[cheesecake-dev] Negative scores?
Grig Gheorghiu
grig.gheorghiu at gmail.com
Sat Feb 3 15:53:10 PST 2007
On 2/3/07, Michał Kwiatkowski <constant.beta at gmail.com> wrote:
> Hi,
>
> I need advice on Cheesecake index scoring. With introduction of pep8
> we run into real possibility of packages having negative scores. I
> wonder if this is a good thing.
>
> For example, let's take a WB package in version 4.16. Its code
> kwalitee index looks like this:
>
> unit_tested ............................ 0 (doesn't have unit tests)

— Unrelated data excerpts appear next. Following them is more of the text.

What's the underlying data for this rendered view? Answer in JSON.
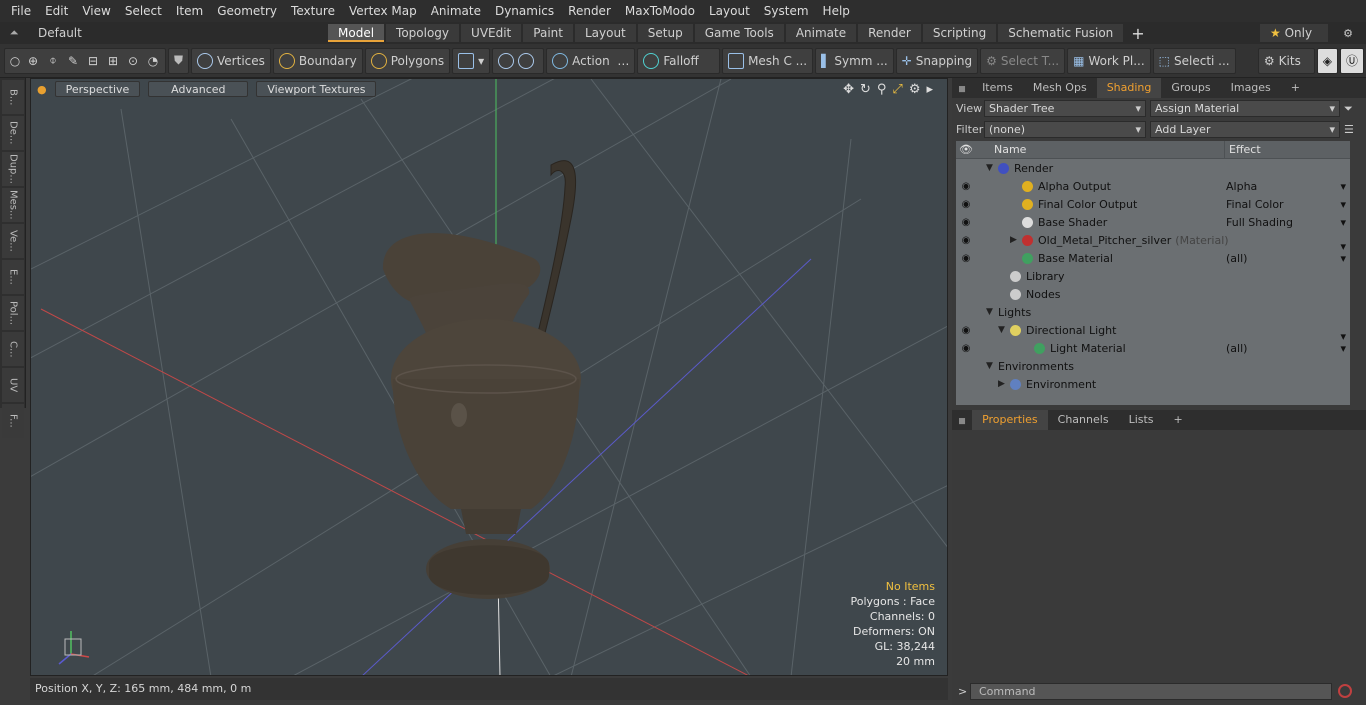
{
  "menu": [
    "File",
    "Edit",
    "View",
    "Select",
    "Item",
    "Geometry",
    "Texture",
    "Vertex Map",
    "Animate",
    "Dynamics",
    "Render",
    "MaxToModo",
    "Layout",
    "System",
    "Help"
  ],
  "layout_selector": "Default Layouts",
  "mode_tabs": [
    "Model",
    "Topology",
    "UVEdit",
    "Paint",
    "Layout",
    "Setup",
    "Game Tools",
    "Animate",
    "Render",
    "Scripting",
    "Schematic Fusion"
  ],
  "active_tab": "Model",
  "only_label": "Only",
  "toolbar": {
    "vertices": "Vertices",
    "boundary": "Boundary",
    "polygons": "Polygons",
    "action": "Action",
    "falloff": "Falloff",
    "meshc": "Mesh C ...",
    "symm": "Symm ...",
    "snapping": "Snapping",
    "selectt": "Select T...",
    "workpl": "Work Pl...",
    "selecti": "Selecti ...",
    "kits": "Kits"
  },
  "left_strip": [
    "B...",
    "De...",
    "Dup...",
    "Mes...",
    "Ve...",
    "E...",
    "Pol...",
    "C...",
    "UV",
    "F..."
  ],
  "viewport": {
    "view_mode": "Perspective",
    "advanced": "Advanced",
    "textures": "Viewport Textures",
    "info": {
      "items": "No Items",
      "polygons": "Polygons : Face",
      "channels": "Channels: 0",
      "deformers": "Deformers: ON",
      "gl": "GL: 38,244",
      "scale": "20 mm"
    }
  },
  "status": "Position X, Y, Z:   165 mm, 484 mm, 0 m",
  "right_tabs": [
    "Items",
    "Mesh Ops",
    "Shading",
    "Groups",
    "Images"
  ],
  "active_right_tab": "Shading",
  "shading": {
    "view_label": "View",
    "view_value": "Shader Tree",
    "assign": "Assign Material",
    "filter_label": "Filter",
    "filter_value": "(none)",
    "add_layer": "Add Layer",
    "col_name": "Name",
    "col_effect": "Effect",
    "rows": [
      {
        "name": "Render",
        "effect": "",
        "eye": false,
        "indent": 0,
        "color": "#4050c0",
        "tri": "▼",
        "sub": ""
      },
      {
        "name": "Alpha Output",
        "effect": "Alpha",
        "eye": true,
        "indent": 2,
        "color": "#e0b020",
        "tri": "",
        "sub": ""
      },
      {
        "name": "Final Color Output",
        "effect": "Final Color",
        "eye": true,
        "indent": 2,
        "color": "#e0b020",
        "tri": "",
        "sub": ""
      },
      {
        "name": "Base Shader",
        "effect": "Full Shading",
        "eye": true,
        "indent": 2,
        "color": "#dddddd",
        "tri": "",
        "sub": ""
      },
      {
        "name": "Old_Metal_Pitcher_silver",
        "effect": "",
        "eye": true,
        "indent": 2,
        "color": "#c03030",
        "tri": "▶",
        "sub": "(Material)"
      },
      {
        "name": "Base Material",
        "effect": "(all)",
        "eye": true,
        "indent": 2,
        "color": "#40a060",
        "tri": "",
        "sub": ""
      },
      {
        "name": "Library",
        "effect": "",
        "eye": false,
        "indent": 1,
        "color": "#cccccc",
        "tri": "",
        "sub": ""
      },
      {
        "name": "Nodes",
        "effect": "",
        "eye": false,
        "indent": 1,
        "color": "#cccccc",
        "tri": "",
        "sub": ""
      },
      {
        "name": "Lights",
        "effect": "",
        "eye": false,
        "indent": 0,
        "color": "",
        "tri": "▼",
        "sub": ""
      },
      {
        "name": "Directional Light",
        "effect": "",
        "eye": true,
        "indent": 1,
        "color": "#e0d060",
        "tri": "▼",
        "sub": ""
      },
      {
        "name": "Light Material",
        "effect": "(all)",
        "eye": true,
        "indent": 3,
        "color": "#40a060",
        "tri": "",
        "sub": ""
      },
      {
        "name": "Environments",
        "effect": "",
        "eye": false,
        "indent": 0,
        "color": "",
        "tri": "▼",
        "sub": ""
      },
      {
        "name": "Environment",
        "effect": "",
        "eye": false,
        "indent": 1,
        "color": "#6080c0",
        "tri": "▶",
        "sub": ""
      }
    ]
  },
  "prop_tabs": [
    "Properties",
    "Channels",
    "Lists"
  ],
  "active_prop_tab": "Properties",
  "command_placeholder": "Command"
}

> pep8 ................................... -25 (pep8.py check: 11 error
> types, 3 warning types)
> ---------------------------------------------
> CODE KWALITEE INDEX (ABSOLUTE) ......... -25
> CODE KWALITEE INDEX (RELATIVE) ......... -83 (-25 out of a maximum of
> 30 points is -83%)
>
> -25 points and -83% is helpful and understandable but very intrusive
> for the overall score. A package with good installabilty and
> documentation still can have bad overall score because of low pep8
> conformance.
>
> I see two possible solutions to this problem. We could flatten
> negative scores to zero (making zero the lowest possible value), but
> it has a bad characteristic of masking progress. We want Cheesecake
> score to represent overall state of a package and it should raise as
> more effort is made to make package better.
>
> Second solution is to make pep8 compatibility score always greater
> than zero, with the highest score for packages with 0 errors and 0
> warnings. This could be achieved by counting all possible errors and
> warnings of pep8 module and calculating a maximum value from that.

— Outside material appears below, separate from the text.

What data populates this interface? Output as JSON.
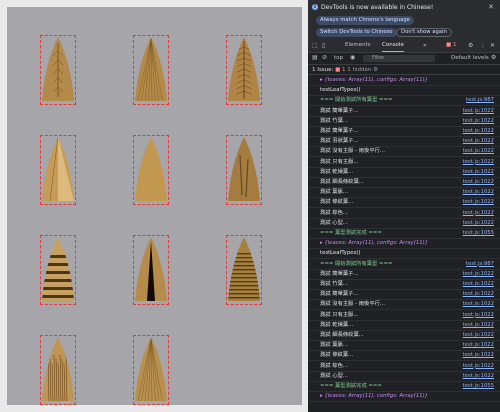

> This would remove negative scores while still representing changes in
> scores.
>
> What do you think?
>
I think the second solution is much better. I'm CC-ing Johann, the
author of pep8.py, because he was saying at some point that he might
introduce a scoring method in pep8.py itself. That would make things
even easier for consumers of pep8.py such as Cheesecake. But in the
mean time, I think your second solution is really good, Michal.